Serrez très fortement vos dents et votre mâchoire. Vous pouvez constater que cela vous provoque des tensions et une certaine rigidité non seulement au niveau de la mâchoire ou des tympans mais aussi au cou, aux épaules et même jusqu’au dos. Dans cette attitude, arriveriez-vous à déglutir correctement, à bouger librement la langue ou à vous sentir relaxé ? Non ! Pourquoi croyez-vous que certaines personnes mangent du chewing-gum ? Simplement parce que cela les décontracte…
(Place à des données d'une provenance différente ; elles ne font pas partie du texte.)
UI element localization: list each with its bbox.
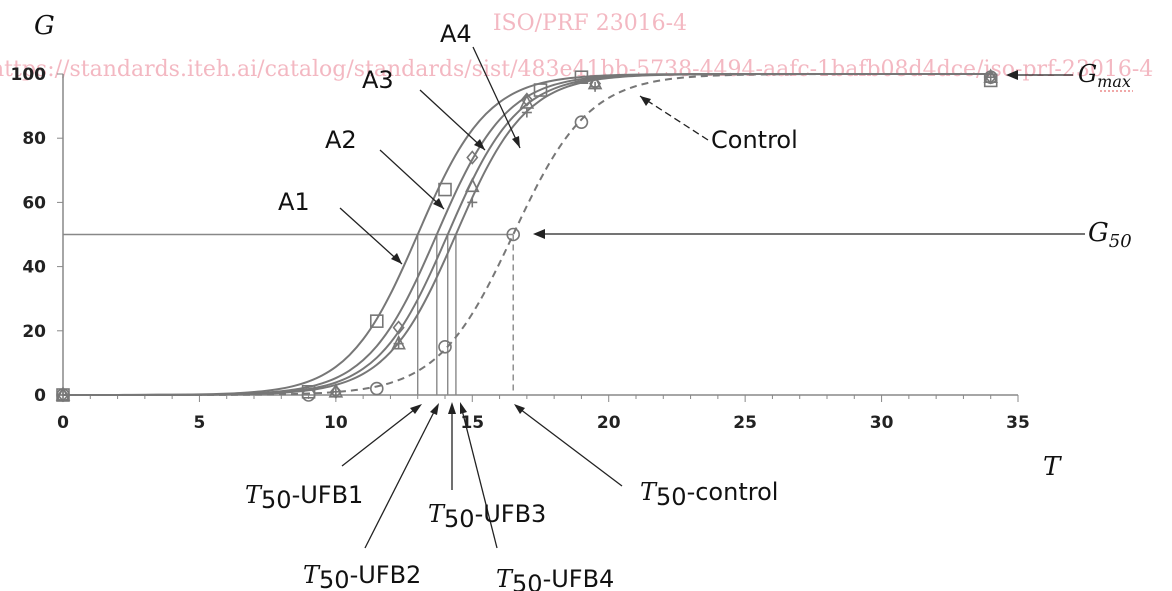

Vous comprenez maintenant mieux pourquoi un cheval dont la mâchoire n’est pas malléable, souple, décontractée ou qui a une bouche mal éduquée et maltraitée par une main peu délicate, inexperte ou mal positionnée, peut réagir avec contraction ou violence. Si le cavalier peu sensible ou jamais sensibilisé a imposé à cette bouche des mors forts ou serré fortement le bout du nez de son cheval, les conséquences seront identiques : la monture risquera de fuir doublement (par opposition ou parce que c’est sa réaction naturelle dans bien des cas) ou se crispera au niveau de la mâchoire, la bouche, l’encolure, les épaules, le dos…



Quelles en sont les conséquences ? 

En contractant la mâchoire, le cheval crispe automatiquement l’encolure dans laquelle passent différents muscles qui sont reliés à bien des parties du corps (muscles superficiels ou profonds, dorsaux et ventraux, longs et courts, sternum…). L’immobilité de la mâchoire et de l’encolure n’est donc pas favorable au geste gymnastique, à la fluidité dans le mouvement, à la juste coordination harmonieuse musculaire et biodynamique du cheval. Sur le long terme, cela endommagera mentalement et physiquement la monture.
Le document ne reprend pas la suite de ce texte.